An ALK rearrangement was detected on direct smears and CB sections in 5 (16%) and 4 (13%), respectively, of the 32 cases studied. Concordant FISH results for smears and CBs were observed in 31 (97%) of 32 cases. In the 1 discordant case, an ALK rearrangement was detected on the direct smear but not in the CB. Reverse transcriptase-polymerase chain reaction analysis of this CB revealed the presence of an EML4-ALK rearrangement, thereby confirming a false-negative FISH result in the CB.

CONCLUSIONS:

Stained cytologic direct smears can be effectively used for ALK rearrangement analysis by FISH. This approach represents a useful safeguard when insufficient CB cellularity is encountered and could prevent delays in treatment in this era of precision medicine. Cancer (Cancer Cytopathol) 2013;121:489-99. © 2013 American Cancer Society.
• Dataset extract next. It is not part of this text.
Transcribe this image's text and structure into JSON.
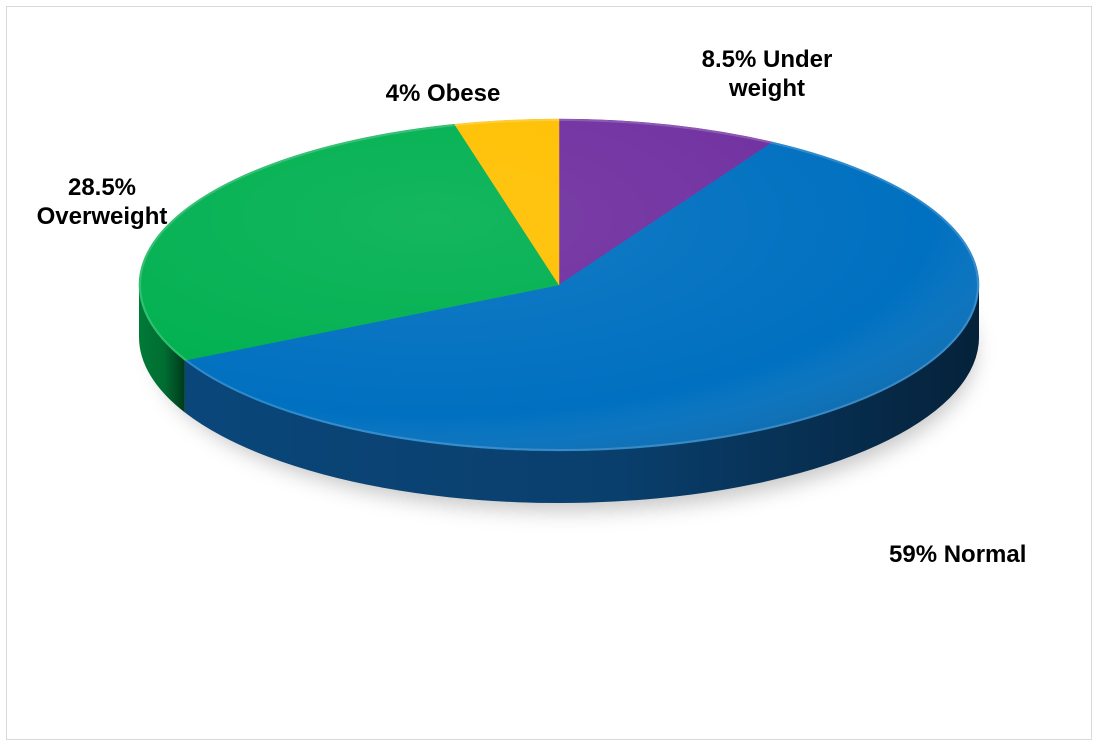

The authors demonstrate that cytologic direct smear preparations of lung adenocarcinoma can be effectively used for the analysis of anaplastic lymphoma kinase (ALK) rearrangement by fluorescence in situ hybridization. This approach can complement the use of cell blocks for such testing, especially for situations in which insufficient cell block cellularity is encountered or anticipated.